Wir haben uns die Bäuche vollgeschlagen und machen uns auf, die verheissungsvolle Stadt zu erkunden. Erwartungsfroh machen wir uns auf den Weg ins Nachtleben Tokios.
Ruhe in der Megacity
Wohl in keiner anderen Stadt haben wir uns nachts so sicher gefühlt. Die Menschen grüssen freundlich, es ist ruhig, auch in den Ausgehvierteln herrscht eine ungewohnte Ruhe. Während bei uns alle auf den Strassen rumgrölen würden, sind die Japaner:innen wohl viel zu gesittet und wohlerzogen. Oder sie toben sich anderenorts aus, zum Beispiel in einer der vielen Karaokebars.
Schon ein paar Tage später sollten wir dann das Vergnügen haben, uns mit einer Gruppe japanischer Geschäftsmännern die Nacht in einer Karaokebar um die Ohren zu schlagen. Das Eis gebrochen bei den zurückhaltenden Japanern, haben zwei Sätze von mir auf japanisch. Als ich gesagt habe, dass ich Sarah heisse und aus der Schweiz komme, sind sie applaudierend aufgestanden, haben wild durcheinander geredet, zwei weitere Flaschen Sake bestellt und so nahm der Abend seinen Lauf….
Faszination Tokio
Jetzt sind wir aber noch beim ersten Abend und auf Entdeckungstour. Tokio fasziniert uns von der ersten Minute an. Die Stadt ist riesengross und die einzelnen Stadtteile sind wie eigene Städte. Alle sind unterschiedlich und wir wähnen uns jeweils in einer anderen Stadt, anstatt immer noch in derselben Megacity.

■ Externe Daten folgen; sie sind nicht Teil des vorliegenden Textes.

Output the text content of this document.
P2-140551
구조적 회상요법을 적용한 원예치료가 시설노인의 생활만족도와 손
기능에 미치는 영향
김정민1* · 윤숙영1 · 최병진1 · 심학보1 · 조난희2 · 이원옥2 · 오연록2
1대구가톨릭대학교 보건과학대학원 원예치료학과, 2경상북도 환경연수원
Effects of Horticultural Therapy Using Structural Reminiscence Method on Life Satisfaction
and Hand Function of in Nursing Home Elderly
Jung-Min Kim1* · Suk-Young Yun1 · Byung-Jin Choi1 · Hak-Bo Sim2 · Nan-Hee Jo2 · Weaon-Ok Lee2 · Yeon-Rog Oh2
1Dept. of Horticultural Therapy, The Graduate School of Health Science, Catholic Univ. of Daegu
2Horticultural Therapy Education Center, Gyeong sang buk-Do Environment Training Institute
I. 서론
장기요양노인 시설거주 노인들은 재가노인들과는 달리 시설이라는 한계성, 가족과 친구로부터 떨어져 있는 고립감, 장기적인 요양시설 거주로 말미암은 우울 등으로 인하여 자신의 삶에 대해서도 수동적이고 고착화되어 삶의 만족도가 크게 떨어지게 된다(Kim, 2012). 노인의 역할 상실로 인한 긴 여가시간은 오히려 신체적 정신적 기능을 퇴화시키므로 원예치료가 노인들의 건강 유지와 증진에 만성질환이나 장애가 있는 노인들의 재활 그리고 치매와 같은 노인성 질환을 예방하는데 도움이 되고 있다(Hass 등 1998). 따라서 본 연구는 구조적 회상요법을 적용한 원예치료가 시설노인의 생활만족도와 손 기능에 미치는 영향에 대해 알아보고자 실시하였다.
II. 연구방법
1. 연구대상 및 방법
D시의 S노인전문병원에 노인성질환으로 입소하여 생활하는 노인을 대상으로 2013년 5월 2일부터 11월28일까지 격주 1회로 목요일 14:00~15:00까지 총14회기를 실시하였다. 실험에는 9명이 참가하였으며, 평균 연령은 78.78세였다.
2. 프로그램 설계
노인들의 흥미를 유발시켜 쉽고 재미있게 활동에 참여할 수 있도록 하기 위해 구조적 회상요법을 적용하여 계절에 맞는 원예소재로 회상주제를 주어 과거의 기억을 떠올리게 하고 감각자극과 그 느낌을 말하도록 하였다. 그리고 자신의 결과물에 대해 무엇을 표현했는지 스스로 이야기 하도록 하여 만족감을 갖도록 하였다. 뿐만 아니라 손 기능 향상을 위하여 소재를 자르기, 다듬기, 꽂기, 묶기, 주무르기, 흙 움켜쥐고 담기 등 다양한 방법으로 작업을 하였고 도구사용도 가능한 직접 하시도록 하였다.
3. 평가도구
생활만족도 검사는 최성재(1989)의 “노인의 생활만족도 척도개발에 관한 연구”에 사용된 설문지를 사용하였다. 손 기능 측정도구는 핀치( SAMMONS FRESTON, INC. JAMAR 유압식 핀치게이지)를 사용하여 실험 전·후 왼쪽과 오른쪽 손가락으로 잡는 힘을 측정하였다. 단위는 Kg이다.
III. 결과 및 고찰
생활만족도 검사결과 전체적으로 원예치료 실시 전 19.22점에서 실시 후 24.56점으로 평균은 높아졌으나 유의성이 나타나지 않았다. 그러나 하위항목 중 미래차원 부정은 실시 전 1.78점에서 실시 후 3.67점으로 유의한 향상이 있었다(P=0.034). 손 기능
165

So auch am nächsten Tag als wir uns aufmachen, die Stadt zu erkunden. Zu Fuss geht es für uns in Richtung Harajuku, wo wir erstmal Richtung Cat Street laufen. In der hübschen, kleinen Strasse ist es ruhig und es hat nicht viele Leute. Es gibt Geschäfte von grossen, westlichen Marken. Alle Outdoor Läden sind hier angesiedelt und das Klientel, welches sich in den Geschäften beraten lässt, sieht gutbetucht aus. Es ist sehr schön hier, aber fast sind wir ein wenig enttäuscht. Wir sind erstmals auf Menschenmassen und japanische Klischees fixiert. Ja, ich gebs zu, aber sind wir nicht alle ein bisschen so?
Endlich Klischees
Unser Wunsch wir erfüllt, als wir Richtung Takeshita-dori laufen. Hier gibt es das ganze Japan-Klischee auf einen Haufen! Es gibt viele Shops, noch mehr Leute und einen ganzen Haufen spannendes und Blödsinn. Von Eulen Cafés über Kit-Kat in allen möglichen Sorten (Grüntee, Erdbeeren etc.), bis hin zu verrückt gestylten Teens, gibt es hier alles fürs Auge.

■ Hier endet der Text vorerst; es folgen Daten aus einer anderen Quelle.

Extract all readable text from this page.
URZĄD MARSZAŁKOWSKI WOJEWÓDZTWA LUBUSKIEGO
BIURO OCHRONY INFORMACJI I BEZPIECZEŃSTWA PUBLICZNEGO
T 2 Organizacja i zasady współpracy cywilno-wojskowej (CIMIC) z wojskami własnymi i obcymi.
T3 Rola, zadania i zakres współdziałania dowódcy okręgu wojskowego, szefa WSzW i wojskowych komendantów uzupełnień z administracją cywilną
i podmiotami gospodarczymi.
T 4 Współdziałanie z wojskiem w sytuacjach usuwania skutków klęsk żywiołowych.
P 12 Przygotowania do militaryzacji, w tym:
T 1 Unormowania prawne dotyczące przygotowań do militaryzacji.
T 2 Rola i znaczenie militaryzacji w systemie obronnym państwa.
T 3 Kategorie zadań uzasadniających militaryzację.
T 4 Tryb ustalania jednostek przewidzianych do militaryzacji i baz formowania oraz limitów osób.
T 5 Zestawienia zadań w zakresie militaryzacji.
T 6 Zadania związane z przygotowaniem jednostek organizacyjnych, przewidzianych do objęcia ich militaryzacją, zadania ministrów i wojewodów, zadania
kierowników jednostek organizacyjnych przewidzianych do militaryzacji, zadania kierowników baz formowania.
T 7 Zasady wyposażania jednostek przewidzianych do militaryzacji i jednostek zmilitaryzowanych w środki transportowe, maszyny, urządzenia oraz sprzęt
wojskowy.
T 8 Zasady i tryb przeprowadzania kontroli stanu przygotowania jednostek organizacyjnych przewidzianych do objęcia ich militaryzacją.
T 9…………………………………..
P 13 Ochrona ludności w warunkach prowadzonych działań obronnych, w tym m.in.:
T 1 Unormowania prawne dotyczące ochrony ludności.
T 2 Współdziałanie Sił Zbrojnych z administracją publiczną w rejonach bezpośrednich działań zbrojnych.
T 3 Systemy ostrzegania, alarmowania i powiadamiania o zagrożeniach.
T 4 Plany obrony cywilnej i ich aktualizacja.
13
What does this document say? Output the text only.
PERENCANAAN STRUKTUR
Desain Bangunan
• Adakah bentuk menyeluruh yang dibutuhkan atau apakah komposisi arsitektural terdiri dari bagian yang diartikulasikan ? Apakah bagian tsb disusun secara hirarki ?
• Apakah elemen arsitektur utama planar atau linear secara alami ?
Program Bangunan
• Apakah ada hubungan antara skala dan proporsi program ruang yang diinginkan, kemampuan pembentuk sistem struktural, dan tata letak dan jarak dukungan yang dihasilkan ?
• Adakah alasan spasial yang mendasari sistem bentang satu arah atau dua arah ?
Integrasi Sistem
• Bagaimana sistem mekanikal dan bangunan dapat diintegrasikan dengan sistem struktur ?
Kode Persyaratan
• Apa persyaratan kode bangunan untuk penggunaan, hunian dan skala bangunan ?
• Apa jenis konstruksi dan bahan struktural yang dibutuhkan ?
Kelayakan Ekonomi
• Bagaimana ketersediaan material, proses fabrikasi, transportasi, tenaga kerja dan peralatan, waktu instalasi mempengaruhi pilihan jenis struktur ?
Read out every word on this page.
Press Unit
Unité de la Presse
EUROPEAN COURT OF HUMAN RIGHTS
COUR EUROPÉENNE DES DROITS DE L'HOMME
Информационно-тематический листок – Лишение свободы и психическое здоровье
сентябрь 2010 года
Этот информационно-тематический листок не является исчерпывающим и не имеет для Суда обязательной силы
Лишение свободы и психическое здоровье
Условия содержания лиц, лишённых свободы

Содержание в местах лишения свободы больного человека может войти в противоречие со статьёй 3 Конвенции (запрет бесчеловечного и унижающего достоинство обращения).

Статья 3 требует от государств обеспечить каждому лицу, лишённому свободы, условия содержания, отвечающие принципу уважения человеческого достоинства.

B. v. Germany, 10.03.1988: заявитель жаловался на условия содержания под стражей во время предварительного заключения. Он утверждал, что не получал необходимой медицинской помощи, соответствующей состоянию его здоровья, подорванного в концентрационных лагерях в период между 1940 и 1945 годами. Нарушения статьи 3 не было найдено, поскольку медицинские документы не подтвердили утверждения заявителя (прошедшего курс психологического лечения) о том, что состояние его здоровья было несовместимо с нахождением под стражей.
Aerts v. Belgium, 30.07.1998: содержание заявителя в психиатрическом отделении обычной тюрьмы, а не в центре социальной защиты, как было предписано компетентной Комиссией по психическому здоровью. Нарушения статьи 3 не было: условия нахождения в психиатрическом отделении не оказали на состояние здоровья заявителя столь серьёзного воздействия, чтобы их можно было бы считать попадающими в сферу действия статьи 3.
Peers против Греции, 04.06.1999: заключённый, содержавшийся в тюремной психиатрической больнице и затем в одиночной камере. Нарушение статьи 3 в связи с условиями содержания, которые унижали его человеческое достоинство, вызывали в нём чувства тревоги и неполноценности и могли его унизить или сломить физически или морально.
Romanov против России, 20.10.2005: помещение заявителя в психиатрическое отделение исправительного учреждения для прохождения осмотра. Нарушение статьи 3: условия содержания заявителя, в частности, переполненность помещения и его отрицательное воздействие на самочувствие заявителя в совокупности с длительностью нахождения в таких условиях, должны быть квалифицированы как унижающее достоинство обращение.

So viele Menschen, die sich alle in eine Strasse drängend und dabei auch noch total zufrieden aussehen! Wie man so wenig eigenen Platz beanspruchen kann oder anders ausgedrückt, wie man sich in der Masse so gerne bewegen kann! Ein unbegreifliches Phänomen für mich, aus einer westlichen Gesellschaft kommend, die total auf Individualismus ausgerichtet ist. Japan ist das genaue Gegenteil. Hauptsache das Kollektiv kommt auf seine Kosten. Eigene Ansprüche in den Vordergrund zu rücken, gilt als egoistisch.
Religion in Tokio
Irgendwann werden uns die Menschenmassen zu viel und wir laufen weiter zum Meiji Schrein. Auch hier hat es viele Leuten, wie überall in Japan. Wir sollten uns schon bald besser daran gewöhnen. Aber beim Schrein verteilen sich alle gut und wir haben Luft zum Durchatmen.
Die Shinto-Schreine in Japan sind wunderschön und ganz anders als alle anderen Schreine, die ich bisher gesehen habe. Mit grossem Interesse schauen wir uns den Meiji Schrein an, orientieren uns an den Menschen, sehen bei einer Zeremonie zu die wir nicht verstehen und geniessen die Zeit.
Electronictown in Tokio
Von der Ruhe gestärkt, geben wir uns noch einmal das absolute Kontrastprogramm und fahren nach Akihabara. Das ist die „Electronictown“, das Zentrum des japanischen Elektronikhandels. Hier gibt es alles, was es in der Elektronikwelt im Angebot gibt. Teils gibt es einzelne Läden, die nur auf etwas spezialisiert sind (Taschenrechner, Sprachlerncomputer, Laptopboxen oder ähnliches).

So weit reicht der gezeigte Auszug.